L’homme ne cache pas son athéisme. Il confesse : « Je suis aussi aujourd’hui un athée qui doit se confesser. La France, le monde, la société de 2020 nous somment de choisir de notre camp : le religieux ou la raison, le progrès ou le conservatisme, les lumières ou la superstition, Trump ou la tolérance, Moscou ou la démocratie, le tweet ou la méditation ». Il est vrai que les positions dans la société se radicalisent à outrance. De même, il devient difficile de discuter, sans que les échangent ne dégénèrent, avec des personnes ne partageant pas vos avis. Il y a souvent du sentimentalisme, de l’émotionnel, de la mauvaise foi et aussi beaucoup de méconnaissance et d’oublis volontaires.
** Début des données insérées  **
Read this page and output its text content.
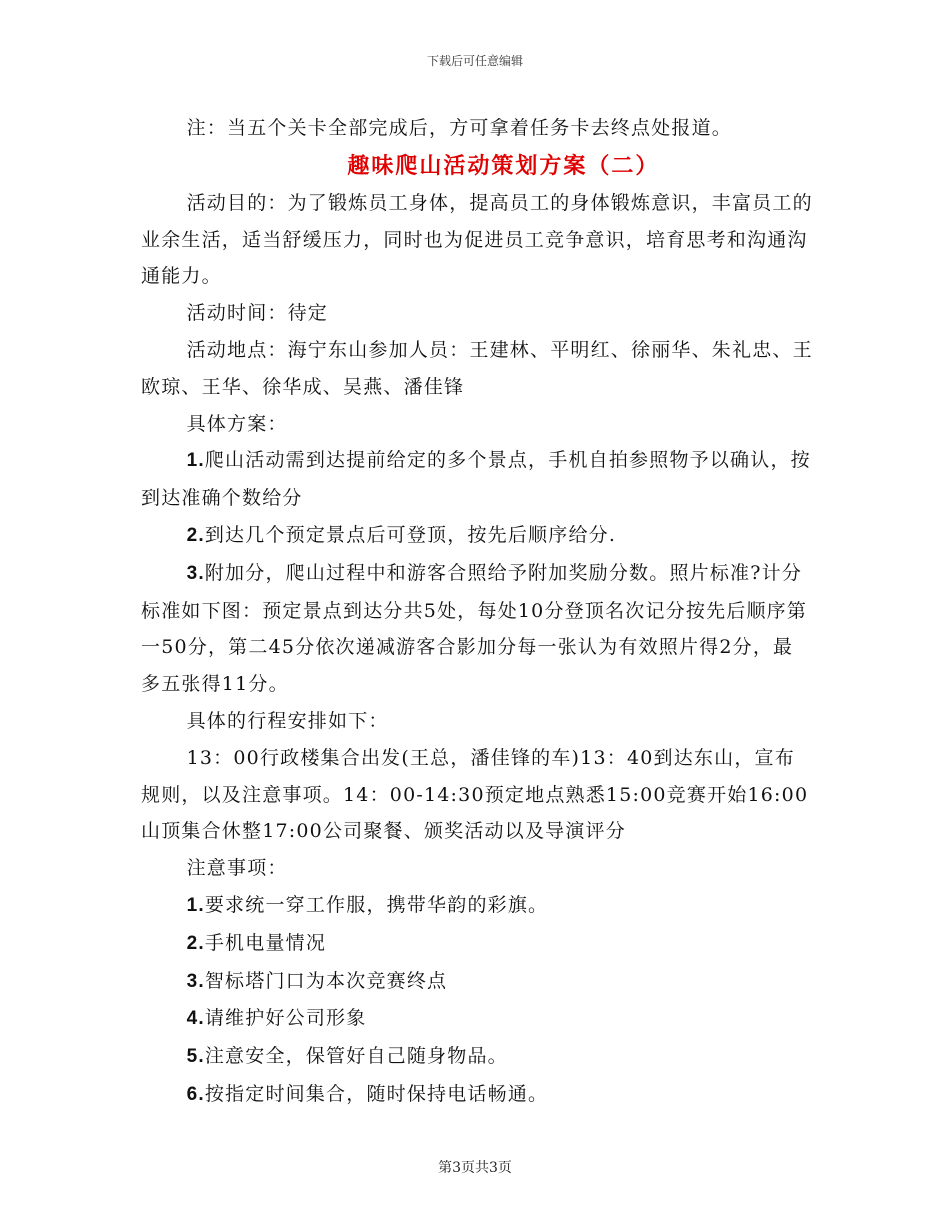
下载后可任意编辑

注：当五个关卡全部完成后，方可拿着任务卡去终点处报道。

趣味爬山活动策划方案（二）

活动目的：为了锻炼员工身体，提高员工的身体锻炼意识，丰富员工的业余生活，适当舒缓压力，同时也为促进员工竞争意识，培育思考和沟通沟通能力。

活动时间：待定

活动地点：海宁东山参加人员：王建林、平明红、徐丽华、朱礼忠、王欧琼、王华、徐华成、吴燕、潘佳锋

具体方案：

1.爬山活动需到达提前给定的多个景点，手机自拍参照物予以确认，按到达准确个数给分

2.到达几个预定景点后可登顶，按先后顺序给分.

3.附加分，爬山过程中和游客合照给予附加奖励分数。照片标准?计分标准如下图：预定景点到达分共5处，每处10分登顶名次记分按先后顺序第一50分，第二45分依次递减游客合影加分每一张认为有效照片得2分，最多五张得11分。

具体的行程安排如下：

13：00行政楼集合出发(王总，潘佳锋的车)13：40到达东山，宣布规则，以及注意事项。14：00-14:30预定地点熟悉15:00竞赛开始16:00山顶集合休整17:00公司聚餐、颁奖活动以及导演评分

注意事项：

1.要求统一穿工作服，携带华韵的彩旗。

2.手机电量情况

3.智标塔门口为本次竞赛终点

4.请维护好公司形象

5.注意安全，保管好自己随身物品。

6.按指定时间集合，随时保持电话畅通。

第3页共3页
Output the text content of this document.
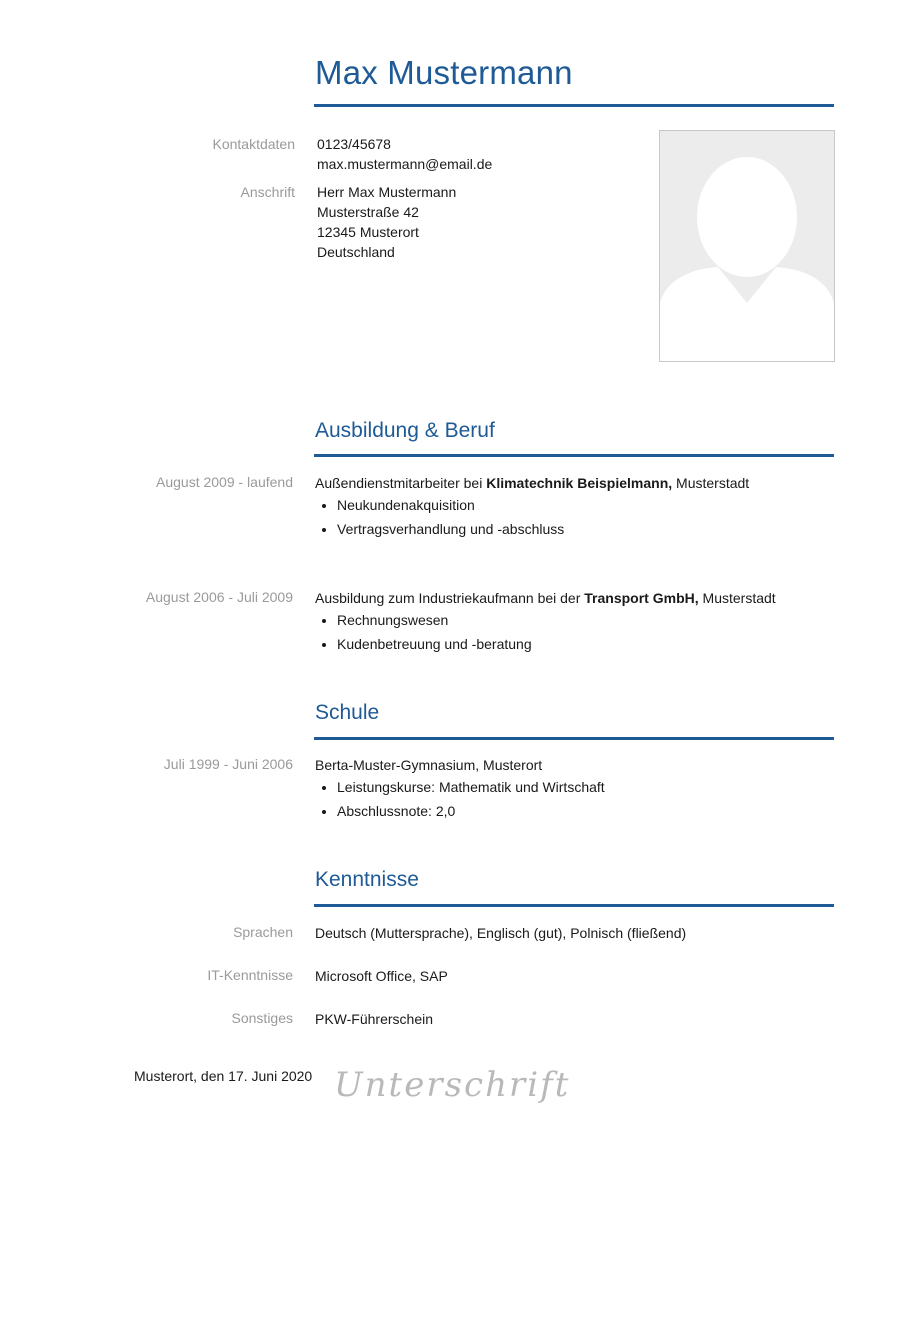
Max Mustermann
Kontaktdaten 0123/45678
max.mustermann@email.de
Anschrift Herr Max Mustermann
Musterstraße 42
12345 Musterort
Deutschland
Ausbildung & Beruf
August 2009 - laufend Außendienstmitarbeiter bei Klimatechnik Beispielmann, Musterstadt
• Neukundenakquisition
• Vertragsverhandlung und -abschluss
August 2006 - Juli 2009 Ausbildung zum Industriekaufmann bei der Transport GmbH, Musterstadt
• Rechnungswesen
• Kudenbetreuung und -beratung
Schule
Juli 1999 - Juni 2006 Berta-Muster-Gymnasium, Musterort
• Leistungskurse: Mathematik und Wirtschaft
• Abschlussnote: 2,0
Kenntnisse
Sprachen Deutsch (Muttersprache), Englisch (gut), Polnisch (fließend)
IT-Kenntnisse Microsoft Office, SAP
Sonstiges PKW-Führerschein
Musterort, den 17. Juni 2020 Unterschrift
Par exemple, de nos jours des chrétiens dans le monde subissent des persécutions car ils désirent rester fidèles à Jésus-Christ. A ma connaissance, il n’existe pas d’attaques de grande ampleur contre celles et ceux qui se revendiquent athées. Quant au déni de démocratie, nul besoin d’aller en Russie, en Chine ou aux Etats-Unis pour constater qu’il existe aussi et surtout en France. Que penser d’une institution, censée être représentative, comme l’élection présidentielle, quand le Président - le dernier en date par exemple - est élu par une minorité d’électeurs ? Que faut-il conclure quand le peuple rejette massivement par la voix du référendum le Traité Constitutionnel Européen mais qu’ensuite, le même texte à peine modifié est adopté en grandes pompes par le Parlement réunissant en Congrès les représentants du peuple ? Il est donc vrai que la « société de 2020 » établit des raisonnements partiaux et biaisés tout en poussant chaque individu dans ses derniers retranchements. Pourquoi faudrait-il opposer foi et raison ou foi et science quand on sait qu’en Europe, la très grande majorité des découvertes scientifiques reste l’œuvre de chrétiens ? Et d’une manière générale, pourquoi devrions-nous nous positionner selon les injonctions de la « société de 2020 » et des médias ?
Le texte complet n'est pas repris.